Asymmetric Deuteration Based on DCL™

Background & Overview

Deuterium has long been used to alter molecular properties in a wide range of disciplines, from physics and life sciences to forensics and environmental monitoring. More recently, the potential therapeutic benefits of deuterium have been exploited to alter the pharmacokinetic properties of drug candidates and their associated metabolic profiles. Interest in deuterium drugs has increased the need to enable precise deuteration, the installation of deuterium atoms in controlled molecular locations. In particular, the incorporation of deuterium (²H) atoms at the chiral centers of compounds is becoming an increasingly desired target for pharmaceutical and analytical chemists.

BOC Sciences has extensive experience in deuterium, especially in the field of asymmetric synthesis. Our DCL™ technology platform greatly expands the toolbox available to organic chemists, providing near-perfect selectivity and mild operating conditions for the synthesis of deuterated drugs.

Our Capabilities

Due to the increasing importance of NADH-dependent reductases in chiral fine chemical synthesis, advanced enzyme evolution techniques have greatly expanded the scope of biocatalysis. However, the deuterated reducing agents currently used, such as deuterated ethanol, deuterated isopropanol, deuterated glucose or deuterated formate, are not only expensive to prepare, but also difficult to recover, which increases the cost and complexity of the process, severely limited their application in deuterated chemistry.

Fig.1 Biocatalytic reductive deuteration requires a supply of [4-²H]-NADH.^[1]
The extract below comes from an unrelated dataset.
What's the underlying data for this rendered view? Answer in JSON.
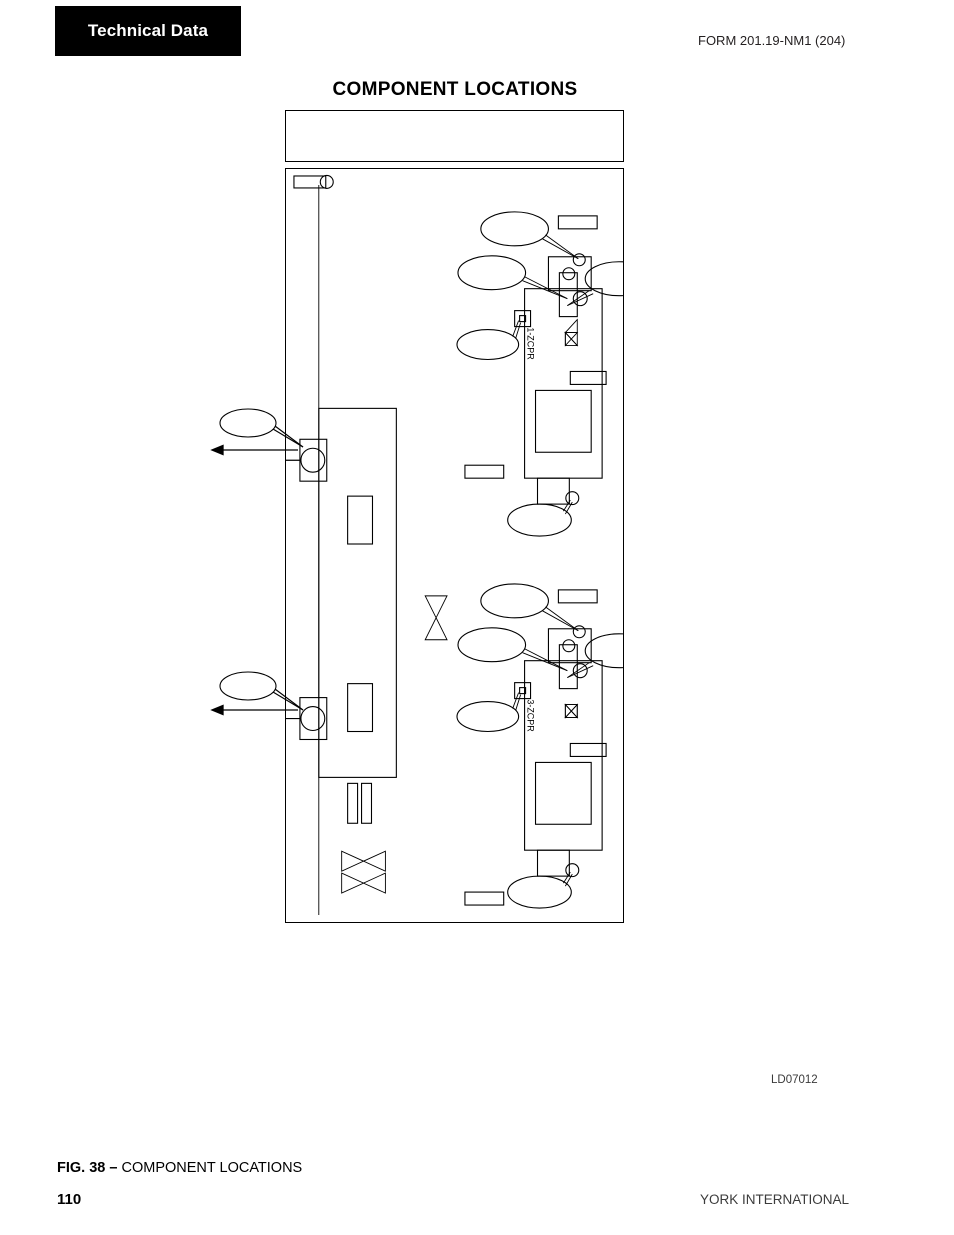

BOC Sciences has developed a method for biocatalytic deuteration reactions that installs deuterium while generating chiral centers with high chemical, stereo, and isotopic selectivity. The method cites the inherent safety, cost-effectiveness, availability, and ease of handling of ²H₂O as a solvent and isotopic source, combined with an appropriate reductase to reduce a series of C=O, C=N, and C=C bonds. All under mild reaction conditions and ²H can be incorporated directly from the heavy water reaction medium.
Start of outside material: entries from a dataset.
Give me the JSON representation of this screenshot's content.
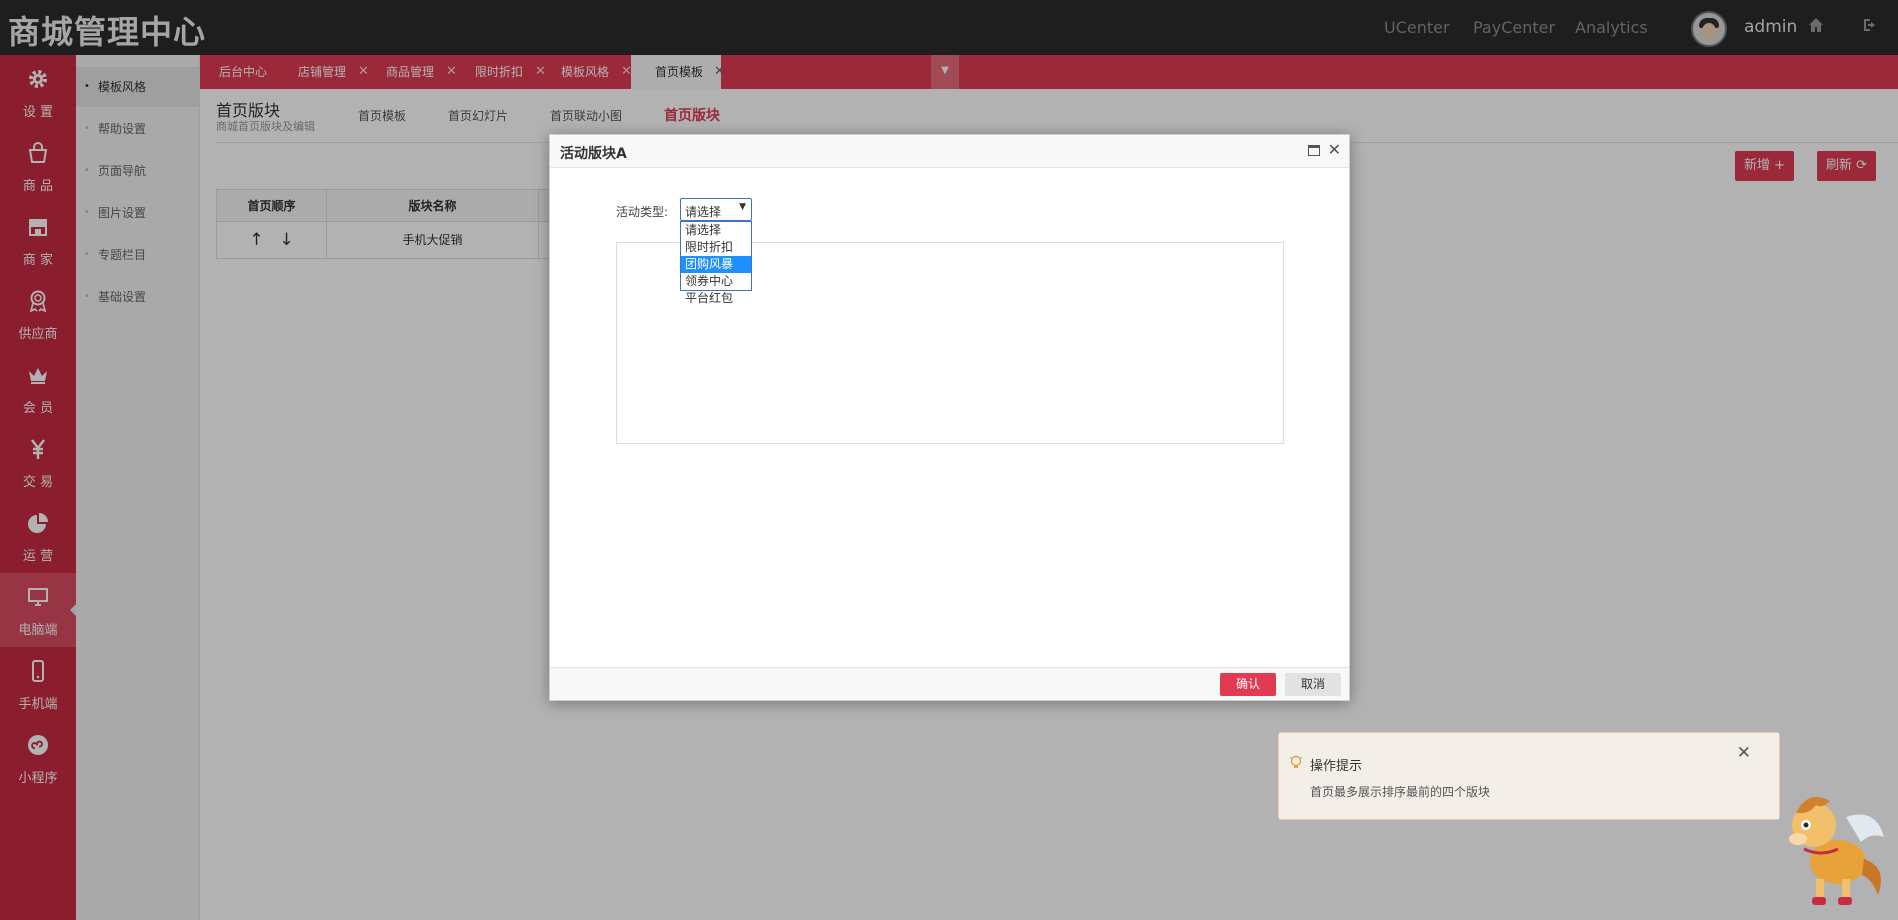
{
  "header": {
    "brand": "商城管理中心",
    "nav": [
      "UCenter",
      "PayCenter",
      "Analytics"
    ],
    "admin_name": "admin"
  },
  "sidebar": {
    "items": [
      {
        "label": "设 置",
        "icon": "gear-icon"
      },
      {
        "label": "商 品",
        "icon": "shopping-bag-icon"
      },
      {
        "label": "商 家",
        "icon": "store-icon"
      },
      {
        "label": "供应商",
        "icon": "award-icon"
      },
      {
        "label": "会 员",
        "icon": "crown-icon"
      },
      {
        "label": "交 易",
        "icon": "yen-icon"
      },
      {
        "label": "运 营",
        "icon": "pie-chart-icon"
      },
      {
        "label": "电脑端",
        "icon": "monitor-icon"
      },
      {
        "label": "手机端",
        "icon": "mobile-icon"
      },
      {
        "label": "小程序",
        "icon": "miniprogram-icon"
      }
    ],
    "active_index": 7
  },
  "submenu": {
    "items": [
      "模板风格",
      "帮助设置",
      "页面导航",
      "图片设置",
      "专题栏目",
      "基础设置"
    ],
    "active_index": 0
  },
  "tabs": {
    "items": [
      "后台中心",
      "店铺管理",
      "商品管理",
      "限时折扣",
      "模板风格",
      "首页模板"
    ],
    "active_index": 5
  },
  "page": {
    "title": "首页版块",
    "subtitle": "商城首页版块及编辑",
    "subtabs": [
      "首页模板",
      "首页幻灯片",
      "首页联动小图",
      "首页版块"
    ],
    "active_subtab": 3,
    "add_button": "新增 +",
    "refresh_button": "刷新 ⟳",
    "table": {
      "headers": [
        "首页顺序",
        "版块名称"
      ],
      "rows": [
        {
          "order_arrows": [
            "↑",
            "↓"
          ],
          "name": "手机大促销"
        }
      ]
    }
  },
  "modal": {
    "title": "活动版块A",
    "field_label": "活动类型:",
    "select_value": "请选择",
    "options": [
      "请选择",
      "限时折扣",
      "团购风暴",
      "领券中心",
      "平台红包"
    ],
    "highlighted_option": 2,
    "ok_button": "确认",
    "cancel_button": "取消"
  },
  "tip": {
    "title": "操作提示",
    "text": "首页最多展示排序最前的四个版块"
  },
  "colors": {
    "accent": "#e03b52",
    "sidebar": "#c72b42",
    "topbar": "#2b2b2b"
  }
}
Fig.2 Scope of asymmetric biocatalytic reductive deuteration.^[2]

In conclusion, our asymmetric deuterated technology can be used in many drug molecules, such as tasalidine, cevimeline and solifenacin. We can also customize services according to customer needs.

Reference

1. Rowbotham J S, et al. Bringing biocatalytic deuteration into the toolbox of asymmetric isotopic labelling techniques. Nature communications. 2020, 11(1): 1-7.